Friday, January 21, 2011

The Mortal Immortality of Birds

I'm reading a lovely, elegiac collection of poems by Derek Walcott, White Egrets, and the descriptions of birds recall for me the 1919 poem by W.B. Yeats, "The Wild Swans at Coole":

Unwearied still, lover by lover
They paddle in the cold,
Companionable streams or climb the air;
Their hearts have not grown old;
Passion or conquest, wander where they will,
Attend upon them still.

For these aging poets, as for their romantic predecessor Keats, birds in their continuing songs and flight evoke ever intense youth. Their poetic symbolism accords in a way with views of wildlife biologists: it is the bird as type, the survival of the species, that matters. The flock returns year after year to Capistrano, not the individual.
But Americans are still upset about the New Year's deaths of masses of individual blackbirds in Arkansas. So far, no conspiracy theory about why the birds dropped from the sky has been validated.
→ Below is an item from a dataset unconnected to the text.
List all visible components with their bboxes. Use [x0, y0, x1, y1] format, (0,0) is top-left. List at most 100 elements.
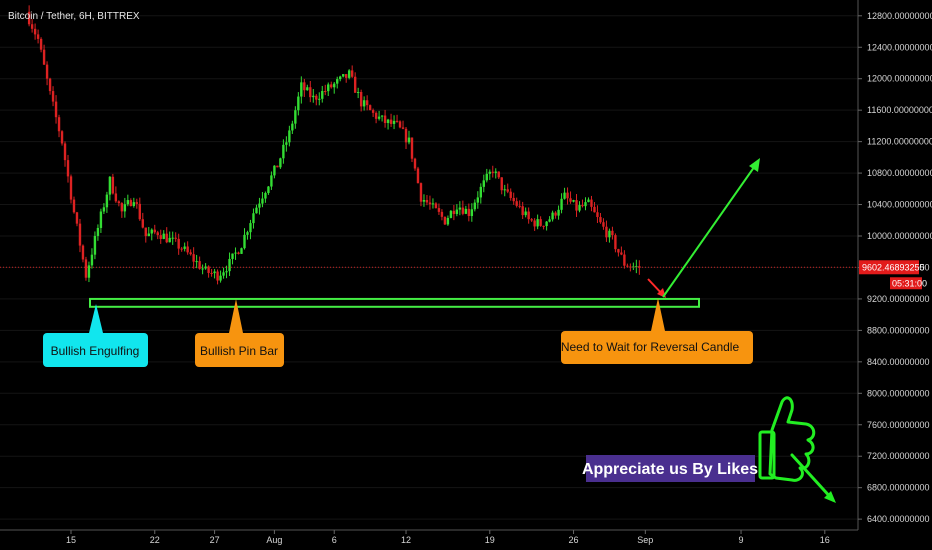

A follow-up in The New York Times does explain the vast number of birds that die because birds die: "That means that on average, 13.7 million birds die in this country every day. This number, while large, needs to be put into context. The federal Fish and Wildlife Service estimates that a minimum of 10 billion birds breed in the United States every year and that as many as 20 billion may be in the country during the fall migratory season." This article by Leslie Kaufman still finds mortal danger in the threats posed by humans and their developmental sprall. Increased human presence also leads to increased feline presence, as I noted in the past blog about Jonathan Franzen's Freedom.  This newspaper piece lacks the cat character assassination of the novel, but the numbers remain scary: "Nationally, domestic and feral cats kill hundreds of millions of birds each year, according to the government. One study done in Wisconsin found that domestic rural cats alone (thus excluding a large number of suburban and urban cats) killed roughly 39 million birds a year."
   Yet in Arkansas, birds fell from the sky and no one knows why.
    I spend most of the winter is sub-arctic Minnesota, warm only to the eagles who migrate down from Canada to find open water, water freed by fast currents, or by a lock-and dam system, or warmed by powerplant runoff. But I have escaped for a brief time to Southern California, disoriented by hearing in January song sparrows, the common yellowthroat, and finches. Hummingbirds fly straight up into the blue ether, as if they were immortal, as if the scene delighted them.